Finance Minister Tito Mboweni will have his hands full in his mini-budget speech today, October 30, if he plans on delivering any roadmap to turn around the country’s underperforming state-owned enterprises.
The medium-term budget policy statement (MTBPS) is the point of the financial year where the National Treasury re-evaluates its spending priorities for the year. Excise tax increases are only announced during the finance minister’s Budget speech in February each year but the decision about how much the annual excise tax will increase by is taken during the period of the policy statement.
Today, Mboweni delivers his second policy statement at a time when cash-strapped Eskom requires another bailout.
While the minister’s focus is likely to be on the needs of state-owned enterprises, balancing the budget means he will also have to think about ways of increasing revenue. We suggest, Minister, that you increase tobacco taxes substantially. Tobacco tax remains the most effective, least used, public health intervention to help curb the tobacco epidemic in South Africa and abroad. It reduces tobacco consumption and simultaneously generates much-needed revenue, and improves public health.
Currently, tobacco is taxed at only 40% of the final consumer price. When the 12.8% value-added tax is added to it, the tax sits at 52%. But this falls short of the World Health Organisation’s recommendations that tobacco excise tax should be a minimum of 70% of the final consumer price.
Since 2004 the tax has increased consistently, but with relatively small increases, and from 2011 to 2018 the real excise tax has barely increased with an average of 1% above inflation annually. This has made cigarettes progressively more affordable. This year, Mboweni increased the tobacco excise tax by just R1.14, which is even lower than the 2018 increase of R1.22 per packet. The increase brought the excise tax to R16.66 per packet. This means people who smoke on average nine cigarettes a day will spend a mere R187.24 extra on cigarettes for the entire year. This small increase does not make cigarettes unaffordable and it is not enough to make people think twice about their smoking behaviour.
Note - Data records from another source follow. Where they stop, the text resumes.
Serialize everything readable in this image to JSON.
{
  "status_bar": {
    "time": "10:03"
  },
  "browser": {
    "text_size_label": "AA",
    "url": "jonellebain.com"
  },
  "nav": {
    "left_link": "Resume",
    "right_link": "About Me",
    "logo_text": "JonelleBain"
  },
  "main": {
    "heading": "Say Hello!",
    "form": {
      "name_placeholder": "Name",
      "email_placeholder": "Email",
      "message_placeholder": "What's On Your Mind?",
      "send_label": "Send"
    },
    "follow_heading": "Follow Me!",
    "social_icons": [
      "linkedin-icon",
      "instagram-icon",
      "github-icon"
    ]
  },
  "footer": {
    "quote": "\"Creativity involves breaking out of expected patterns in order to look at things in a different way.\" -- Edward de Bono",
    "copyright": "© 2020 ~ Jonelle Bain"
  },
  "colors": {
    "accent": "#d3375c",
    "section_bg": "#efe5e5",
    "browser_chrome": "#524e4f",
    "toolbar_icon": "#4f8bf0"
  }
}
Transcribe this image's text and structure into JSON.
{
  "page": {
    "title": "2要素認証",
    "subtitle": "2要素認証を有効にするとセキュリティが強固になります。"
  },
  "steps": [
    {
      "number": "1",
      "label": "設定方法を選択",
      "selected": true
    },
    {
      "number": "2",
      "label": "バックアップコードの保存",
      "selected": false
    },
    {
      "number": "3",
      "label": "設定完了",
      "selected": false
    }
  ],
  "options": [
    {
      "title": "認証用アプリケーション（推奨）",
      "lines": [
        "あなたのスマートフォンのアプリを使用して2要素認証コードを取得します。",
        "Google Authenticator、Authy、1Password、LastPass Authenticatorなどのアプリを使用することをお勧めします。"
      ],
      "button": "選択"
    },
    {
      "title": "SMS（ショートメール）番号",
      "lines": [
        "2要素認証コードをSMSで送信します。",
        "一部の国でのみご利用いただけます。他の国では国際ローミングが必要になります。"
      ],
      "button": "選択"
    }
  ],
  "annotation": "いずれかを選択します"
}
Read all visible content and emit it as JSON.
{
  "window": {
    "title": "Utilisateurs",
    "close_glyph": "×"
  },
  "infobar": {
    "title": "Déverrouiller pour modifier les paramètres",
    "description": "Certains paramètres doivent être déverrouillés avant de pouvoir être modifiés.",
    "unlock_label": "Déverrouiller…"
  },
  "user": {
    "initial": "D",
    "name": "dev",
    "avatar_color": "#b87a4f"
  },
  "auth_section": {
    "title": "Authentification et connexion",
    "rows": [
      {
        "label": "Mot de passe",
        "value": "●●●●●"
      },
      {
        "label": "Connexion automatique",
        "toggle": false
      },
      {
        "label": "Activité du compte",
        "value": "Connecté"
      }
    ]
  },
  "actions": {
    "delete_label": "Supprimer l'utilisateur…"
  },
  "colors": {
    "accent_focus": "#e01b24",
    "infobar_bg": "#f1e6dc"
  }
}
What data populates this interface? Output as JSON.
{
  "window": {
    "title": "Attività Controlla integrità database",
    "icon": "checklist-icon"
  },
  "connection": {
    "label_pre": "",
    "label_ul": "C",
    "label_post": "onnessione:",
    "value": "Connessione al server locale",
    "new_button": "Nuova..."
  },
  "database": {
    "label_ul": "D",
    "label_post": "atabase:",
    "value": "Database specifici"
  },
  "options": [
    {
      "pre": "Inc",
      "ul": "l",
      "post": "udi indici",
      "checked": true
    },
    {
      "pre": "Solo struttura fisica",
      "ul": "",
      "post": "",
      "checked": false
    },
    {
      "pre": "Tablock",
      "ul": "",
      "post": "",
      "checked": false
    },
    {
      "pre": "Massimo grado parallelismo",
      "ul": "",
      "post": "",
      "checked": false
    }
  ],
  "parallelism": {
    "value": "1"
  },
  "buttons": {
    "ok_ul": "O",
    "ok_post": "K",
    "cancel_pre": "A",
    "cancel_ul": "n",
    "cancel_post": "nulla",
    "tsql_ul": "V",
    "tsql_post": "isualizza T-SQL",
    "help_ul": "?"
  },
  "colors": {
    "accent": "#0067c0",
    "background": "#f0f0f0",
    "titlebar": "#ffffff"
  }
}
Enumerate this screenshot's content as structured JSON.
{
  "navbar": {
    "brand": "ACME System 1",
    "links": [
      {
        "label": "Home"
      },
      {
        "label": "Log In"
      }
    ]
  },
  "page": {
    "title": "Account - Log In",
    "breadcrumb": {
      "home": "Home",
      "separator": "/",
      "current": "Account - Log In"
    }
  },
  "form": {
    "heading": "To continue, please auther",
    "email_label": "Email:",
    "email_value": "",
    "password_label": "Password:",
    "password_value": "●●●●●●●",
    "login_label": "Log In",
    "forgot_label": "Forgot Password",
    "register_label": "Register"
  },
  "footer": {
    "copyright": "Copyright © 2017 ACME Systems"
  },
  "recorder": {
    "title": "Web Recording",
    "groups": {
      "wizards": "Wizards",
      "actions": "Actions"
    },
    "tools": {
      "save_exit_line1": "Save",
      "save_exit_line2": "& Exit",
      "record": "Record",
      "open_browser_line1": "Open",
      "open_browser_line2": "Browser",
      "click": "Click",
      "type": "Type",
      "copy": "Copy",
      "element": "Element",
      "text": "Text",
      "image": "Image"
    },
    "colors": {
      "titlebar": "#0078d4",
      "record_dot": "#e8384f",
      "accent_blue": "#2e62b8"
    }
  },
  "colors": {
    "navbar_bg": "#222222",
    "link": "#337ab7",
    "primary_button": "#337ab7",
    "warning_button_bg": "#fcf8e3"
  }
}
Tobacco tax is part of a broader strategy to reduce tobacco consumption among the current 8.5 million smokers and dissuade new smokers from starting. In his maiden policy statement last year, the minister announced a plan to allocate over R1.4-billion to the embattled South African Revenue Service over the next three years to restore its capacity. And this year he announced he would tackle the illicit trade in cigarettes by ensuring that a new commissioner is appointed, that the Illicit Economy Unit is reintroduced and that the IT challenges at the revenue service are addressed.
Positive changes are indeed afoot at the revenue service, but despite the appointment of Mark Kieswetter, recent reports indicate that the service will still fall short of its revenue targets this year.
Increasing tobacco taxes is one way of increasing revenue. But there’s also a health benefit attached. The benefits of taxation on the poor are often overlooked. While taxes reduce the affordability of tobacco products, they also encourage current smokers (especially the poor) to stop smoking, and discourage young people from starting to smoke.
Global evidence shows that poor households are more sensitive to price increases and change their behaviour as a result. In South Africa, it has been shown that tax increases on cigarettes are more beneficial to the poor as they are more likely to stop smoking than those who are more affluent. They also benefit in the short and long term from reduced health costs as a result of reduced or no tobacco consumption. This is a critical benefit for the poor who are often catapulted into poverty as a result of healthcare costs – an outcome that the implementation of the National Health Insurance will remove in future.
Tobacco harm costs the state an estimated R59-billion a year in direct medical costs and lost productivity as a result of death and illness.
Increases in tobacco taxes can recoup the costs of tobacco to the health system. We currently earn less than R15-billion a year in excise taxes on tobacco. Increased taxes will redirect this cost to the tobacco industry and the smoker instead.
Arguments against tobacco taxes claim they increase the illicit tobacco trade. But a World Bank report on taxation released this year has refuted claims by the tobacco industry that increases in the price of cigarettes increases the illicit trade. It found instead that taxes and high prices have a very limited impact on the illicit market share at country level, and that the size of the illicit cigarette market is larger in countries with low taxes and low tobacco prices, and smaller in countries with higher cigarette taxes and prices. This shows that the more important factors driving the illicit trade in cigarettes are non-price factors, such as weak regulation and poor enforcement.
In addition to this, it cannot be ignored that globally, an estimated 58% of the illicit cigarette market is products that were manufactured by the legal tobacco industry. Where are the weaknesses in the tobacco industry’s processes that 58% of their products end up in the illicit trade?
The report also showed that if South Africa increases its tobacco tax, the extra money it earns from this increase can be used to fund the NHI, as has been done successfully in countries such as the Philippines.
The reality is there is plenty of room for a substantial increase in tobacco excise taxes – one that will actually make tobacco products less affordable, reduce consumption, improve public health, reduce the burden on the health system, and add to the revenue for the state.